Some web pages often require some interaction with the user to get to the next step, such as entering a verification code, dragging a slider, selecting a few Chinese characters. A lot of the reason websites do this is to verify whether visitors are humans or machines. And crawlers encountered such a situation, it is difficult to deal with the traditional simple image authentication code can read the content through image processing algorithms, but with various, variety, people sickened, more and more abnormal captcha (especially when buying a train ticket, minutes to swear), the problem is more and more serious.

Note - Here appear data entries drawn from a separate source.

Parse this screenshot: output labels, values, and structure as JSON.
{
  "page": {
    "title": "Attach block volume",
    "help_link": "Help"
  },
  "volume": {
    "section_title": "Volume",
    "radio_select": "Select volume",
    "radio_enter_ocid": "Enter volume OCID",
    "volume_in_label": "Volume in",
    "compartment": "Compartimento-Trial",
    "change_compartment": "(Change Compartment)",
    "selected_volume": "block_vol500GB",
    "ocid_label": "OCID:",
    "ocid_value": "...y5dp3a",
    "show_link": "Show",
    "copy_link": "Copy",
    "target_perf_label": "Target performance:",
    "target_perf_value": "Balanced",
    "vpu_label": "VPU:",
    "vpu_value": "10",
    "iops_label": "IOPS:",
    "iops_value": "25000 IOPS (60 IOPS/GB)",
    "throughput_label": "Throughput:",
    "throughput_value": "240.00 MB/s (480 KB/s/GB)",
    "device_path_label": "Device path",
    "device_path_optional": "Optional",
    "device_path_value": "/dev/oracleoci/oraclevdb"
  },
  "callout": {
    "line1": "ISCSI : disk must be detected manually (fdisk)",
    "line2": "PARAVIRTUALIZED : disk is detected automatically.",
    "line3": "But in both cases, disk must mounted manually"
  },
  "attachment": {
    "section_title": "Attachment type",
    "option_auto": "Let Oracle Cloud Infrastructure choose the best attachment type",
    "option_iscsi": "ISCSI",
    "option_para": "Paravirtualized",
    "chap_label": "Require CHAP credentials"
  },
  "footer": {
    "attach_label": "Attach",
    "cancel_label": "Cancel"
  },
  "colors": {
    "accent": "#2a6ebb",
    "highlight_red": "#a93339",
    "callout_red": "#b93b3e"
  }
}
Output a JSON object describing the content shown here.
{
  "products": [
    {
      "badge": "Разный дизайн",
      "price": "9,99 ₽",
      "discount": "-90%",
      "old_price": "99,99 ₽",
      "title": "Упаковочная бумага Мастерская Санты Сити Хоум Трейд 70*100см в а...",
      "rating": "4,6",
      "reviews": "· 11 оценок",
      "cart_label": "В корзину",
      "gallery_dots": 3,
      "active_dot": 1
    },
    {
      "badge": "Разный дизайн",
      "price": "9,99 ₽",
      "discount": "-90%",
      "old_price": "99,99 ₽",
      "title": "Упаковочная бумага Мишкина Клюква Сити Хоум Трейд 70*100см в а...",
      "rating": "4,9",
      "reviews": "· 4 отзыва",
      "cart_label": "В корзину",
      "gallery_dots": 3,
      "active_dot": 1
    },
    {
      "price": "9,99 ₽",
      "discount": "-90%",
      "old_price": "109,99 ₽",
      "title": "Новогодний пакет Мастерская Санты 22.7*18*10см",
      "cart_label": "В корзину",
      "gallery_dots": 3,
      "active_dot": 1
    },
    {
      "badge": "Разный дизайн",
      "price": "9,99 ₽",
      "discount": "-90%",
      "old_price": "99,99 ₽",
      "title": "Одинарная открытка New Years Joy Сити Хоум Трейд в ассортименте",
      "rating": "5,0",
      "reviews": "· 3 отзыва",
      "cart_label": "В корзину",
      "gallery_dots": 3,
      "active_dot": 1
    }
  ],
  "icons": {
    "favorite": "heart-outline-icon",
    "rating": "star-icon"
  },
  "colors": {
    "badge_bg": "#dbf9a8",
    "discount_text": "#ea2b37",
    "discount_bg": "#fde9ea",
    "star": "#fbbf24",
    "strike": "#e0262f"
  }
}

Problem 2: Javascript parsing problems

As mentioned earlier, javascript can dynamically generate the DOM. At present, most web pages belong to dynamic web pages (the content is dynamically filled by javascript), especially in the mobile end, SPA/PWA applications are becoming more and more popular. Most useful data in web pages are dynamically acquired through Ajax/Fetch and then filled into the DOM tree of web pages by JS. There is very little useful data in a pure HTML static page. At present, the main solution is to directly request the URL of AJAX/FETCH for JS Ajax/FETCH request. However, some Ajax request parameters are dynamically generated depending on a piece of javascript, such as a request signature, and password encryption for user login, etc. If a background script is used to do what javascript is supposed to do, it requires a clear understanding of the logic of the original web page code, which is not only very troublesome, but also makes your crawling code extremely large and bloated, but, more deadly, there are some things javascript can do that crawlers are difficult or even impossible to imitate. For example, some sites use a captcha mechanism that drags a slider to a certain location, which is hard to emulate in a crawler. In fact, to sum up some of these disadvantages, in the final analysis, because crawler is not a browser, no javascript parsing engine caused by. To solve this problem, the main strategy is to introduce Javascript engine in crawler, such as PhantomJS. However, it has obvious disadvantages, such as too much resource occupation when the server has multiple crawler tasks at the same time. Also, these windowless javascript engines often don’t work as well as they would in a browser environment, making the flow difficult to control when a jump occurs within the page.

Problem 3: IP restrictions

This is by far the deadliest of all background crawlers. The firewall of the website will limit the number of requests for a fixed IP in a certain period of time. If it does not exceed the line, the data will be returned normally. If it exceeds, the request will be rejected, such as QQ mailbox. It is worth noting that IP restrictions are sometimes not designed specifically for crawlers, but most of the time as a defense against DOS attacks for website security reasons. With limited machines and IP addresses, it is easy to go online and the request is rejected. At present, the main solution is to use proxy, so that the number of IP will be a little more, but proxy IP is still limited, for this problem, it is impossible to solve completely.

eggs

This paper introduces the current situation and problems of crawler technology in detail. But don’t get discouraged. 2017 saw a big advance in crawler technology. What is it? Don’t Google Google, I can’t find it on the Internet, if you are interested, please follow me. Next time, I’m going to debunk it.

The last

It’s the same old story. I just started my blog, and I’m looking for attention, praise, and spread.

This article is allowed to be reproduced free of charge, but please indicate the original author and the link to the original text.